Sunday, September 11, 2011

Jobs - how government temporarily put people to work in the 1970's and how it's now failing workers

It is clear that for the long term we have lost 10 million jobs in the United States, including 1.2 million in California, compared to the employment level at the end of 2007.

After watching the most recent efforts of our national and state leaders to provide "solutions" to get the employed back to work, one has to wonder why the simplest solution is ignored. In 1973 President Richard Nixon signed the Comprehensive Employment and Training Act. It was legislation that had a number of components, one of which had the most impact on unemployment and was simple.

Through the State employment departments, block grant funds allowed state and local government and non-profit organizations to hire unemployed people.

Again, it was simple. What the federal government did was say to each State, here's some short-term money - say for two years. Put people to work. For instance, the Economic Stimulus Appropriations Act of 1977, which was signed by President Jimmy Carter on May 13, 1977, funded providing 725,000 people with gainful employment in 1978 and 1979.

Or we could do the Obama $447 billion American Jobs Act which involves mix of $253 billion in tax cuts and $194 billion in newly authorized spending. Included are the following:
  • Cut Social Security withholding on people who already have jobs even further - from 6.2% on their first $106,800 of wages, down to 3.1% from the current stimulus cut-rate of 4.2% set to expire at the end of the year; plus cut the employer share to the 3.1%; and if a business hires a new worker or gives an existing worker a raise, all payroll taxes will be waived; most of this will do nothing in the immediate future for someone who is now without a job nor is it clear that it will offers much to increase employment more than would occur without it, but it represents $240 billion of the proposal.
  • About $30 billion would be allocated to keep teachers from being laid-off and, perhaps, allow hiring a few back; an additional $5 billion would be allocated for public safety personnel; this would avoid some layoffs, but it is not likely to help many now unemployed for the $35 billion.
  • About $49 billion would be allocated to an unemployment insurance benefits extension which would help some who are currently unemployed.
  • About $90 billion would be allocated to several different infrastructure/public works construction projects, which within 12 months would start to trickle into the economy probably employing construction workers now working.
  • The remainder would be allocated for various programs from retraining and student summer jobs next year and funding $10 billion in private construction, some of which would help a few of those currently unemployed in the long term.
As an alternative, if the entire $447 billion were put into funding two years of an employment program similar to what was done in 1977, it would put 5 billion unemployed persons back to work. Like that old program, some of the money would be wasted by states, local governments including schools, and non-profit organizations. But generally, the waste would be no more than the waste in Obama's proposal other than the Social Security contribution reduction.

Which brings me to the whole "let's don't pay enough Social Security contributions" approach to stimulating the economy. I thought the Social Security program had a funding problem. If the entire $447 billion were put into employing people directly instead of cutting the Social Security contributions, in addition to getting those contributions back up to normal the newly employed and their employers would contribute an additional $19 billion of that stimulus money into the Social Security fund.
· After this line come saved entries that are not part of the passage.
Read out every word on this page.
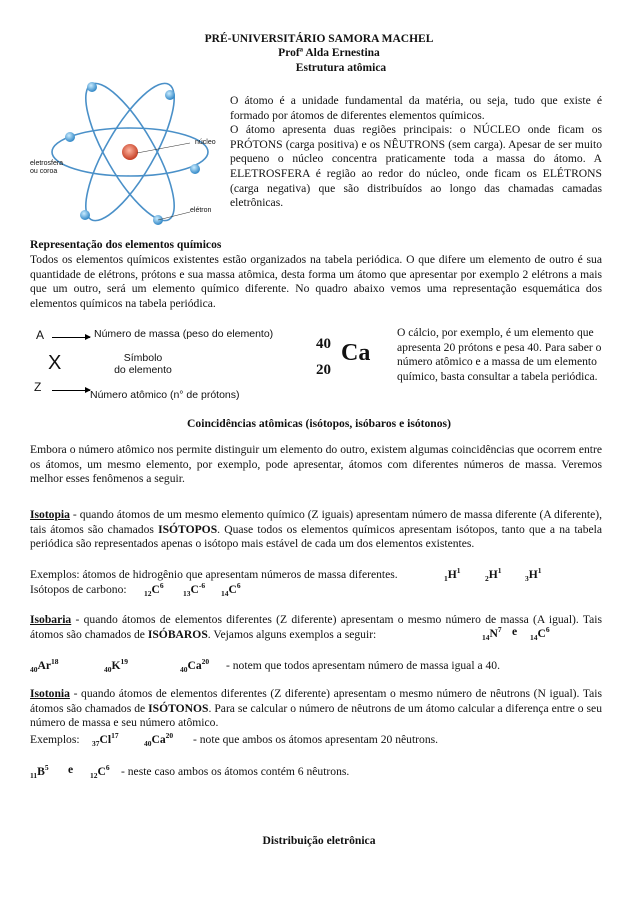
PRÉ-UNIVERSITÁRIO SAMORA MACHEL
Profª Alda Ernestina
Estrutura atômica
eletrosfera
ou coroa
núcleo
elétron
O átomo é a unidade fundamental da matéria, ou seja, tudo que existe é formado por átomos de diferentes elementos químicos.
O átomo apresenta duas regiões principais: o NÚCLEO onde ficam os PRÓTONS (carga positiva) e os NÊUTRONS (sem carga). Apesar de ser muito pequeno o núcleo concentra praticamente toda a massa do átomo. A ELETROSFERA é região ao redor do núcleo, onde ficam os ELÉTRONS (carga negativa) que são distribuídos ao longo das chamadas camadas eletrônicas.
Representação dos elementos químicos
Todos os elementos químicos existentes estão organizados na tabela periódica. O que difere um elemento de outro é sua quantidade de elétrons, prótons e sua massa atômica, desta forma um átomo que apresentar por exemplo 2 elétrons a mais que um outro, será um elemento químico diferente. No quadro abaixo vemos uma representação esquemática dos elementos químicos na tabela periódica.
A	Número de massa (peso do elemento)
X	Símbolo
do elemento
Z
Número atômico (n° de prótons)
40
20
Ca
O cálcio, por exemplo, é um elemento que apresenta 20 prótons e pesa 40. Para saber o número atômico e a massa de um elemento químico, basta consultar a tabela periódica.
Coincidências atômicas (isótopos, isóbaros e isótonos)
Embora o número atômico nos permite distinguir um elemento do outro, existem algumas coincidências que ocorrem entre os átomos, um mesmo elemento, por exemplo, pode apresentar, átomos com diferentes números de massa. Veremos melhor esses fenômenos a seguir.
Isotopia - quando átomos de um mesmo elemento químico (Z iguais) apresentam número de massa diferente (A diferente), tais átomos são chamados ISÓTOPOS. Quase todos os elementos químicos apresentam isótopos, tanto que a na tabela periódica são representados apenas o isótopo mais estável de cada um dos elementos existentes.
Exemplos: átomos de hidrogênio que apresentam números de massa diferentes.	$_1H^1$
$_2H^1$
$_3H^1$
Isótopos de carbono: $_{12}C^6$
$_{13}C^{-6}$
$_{14}C^6$
Isobaria - quando átomos de elementos diferentes (Z diferente) apresentam o mesmo número de massa (A igual). Tais átomos são chamados de ISÓBAROS. Vejamos alguns exemplos a seguir:	$_{14}N^7$ e $_{14}C^6$
$_{40}Ar^{18}$
$_{40}K^{19}$
$_{40}Ca^{20}$ - notem que todos apresentam número de massa igual a 40.
Isotonia - quando átomos de elementos diferentes (Z diferente) apresentam o mesmo número de nêutrons (N igual). Tais átomos são chamados de ISÓTONOS. Para se calcular o número de nêutrons de um átomo calcular a diferença entre o seu número de massa e seu número atômico.
Exemplos: $_{37}Cl^{17}$
$_{40}Ca^{20}$ - note que ambos os átomos apresentam 20 nêutrons.
$_{11}B^5$ e $_{12}C^6$ - neste caso ambos os átomos contém 6 nêutrons.
Distribuição eletrônica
And around half of the currently unemployed would be paying income and Medicare taxes and spending the rest. This would result in an immediate increase in consumer spending which would lead to private sector expansion.

In addition to the Obama proposal, we had proposals by Governor Moonbeam and Legislators here in California. These included a $1 billion tax shift that would have spread out tax breaks to California businesses, an eight year $3.2 billion extension of a tax on private utility customers to fund clean technology research and energy-efficiency programs, and a $500 million tax credit program to moviemakers.
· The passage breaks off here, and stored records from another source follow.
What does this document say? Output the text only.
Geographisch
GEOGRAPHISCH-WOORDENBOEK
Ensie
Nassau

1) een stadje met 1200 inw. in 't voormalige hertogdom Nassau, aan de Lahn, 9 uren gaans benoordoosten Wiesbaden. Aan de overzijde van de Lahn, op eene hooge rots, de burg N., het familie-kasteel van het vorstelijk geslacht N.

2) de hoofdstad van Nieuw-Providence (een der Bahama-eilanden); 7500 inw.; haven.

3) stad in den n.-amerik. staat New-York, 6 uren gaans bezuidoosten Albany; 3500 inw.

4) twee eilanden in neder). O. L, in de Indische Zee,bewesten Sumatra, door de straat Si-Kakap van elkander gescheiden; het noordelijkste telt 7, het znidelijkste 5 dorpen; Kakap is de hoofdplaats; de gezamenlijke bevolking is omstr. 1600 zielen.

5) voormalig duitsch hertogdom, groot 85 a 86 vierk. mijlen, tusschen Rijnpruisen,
Of the proposals, only the moviemaker tax credit passed. None of these programs would put people currently unemployed back to work soon.

Again, if something similar to the 1977 federal program could have been crafted, California could have put more than 20,000 unemployed persons back to work.

If a direct employment program had been adopted and put in motion by January 2012 at both the federal and state level, somewhere around 500,000 unemployed Californian's and 5 million unemployed American's could have temporary jobs doing things for their communities.

Instead, we'll likely be cutting by $3,311 a year Social Security withholding on employed folks making more than $107,000 and, as a bonus, giving their companies the same amount of money. And we'll be providing Comcast through it's subsidiary Universal Studios a tax credit on movies produced in California. Ironically, all of this is brought to us by Democrats.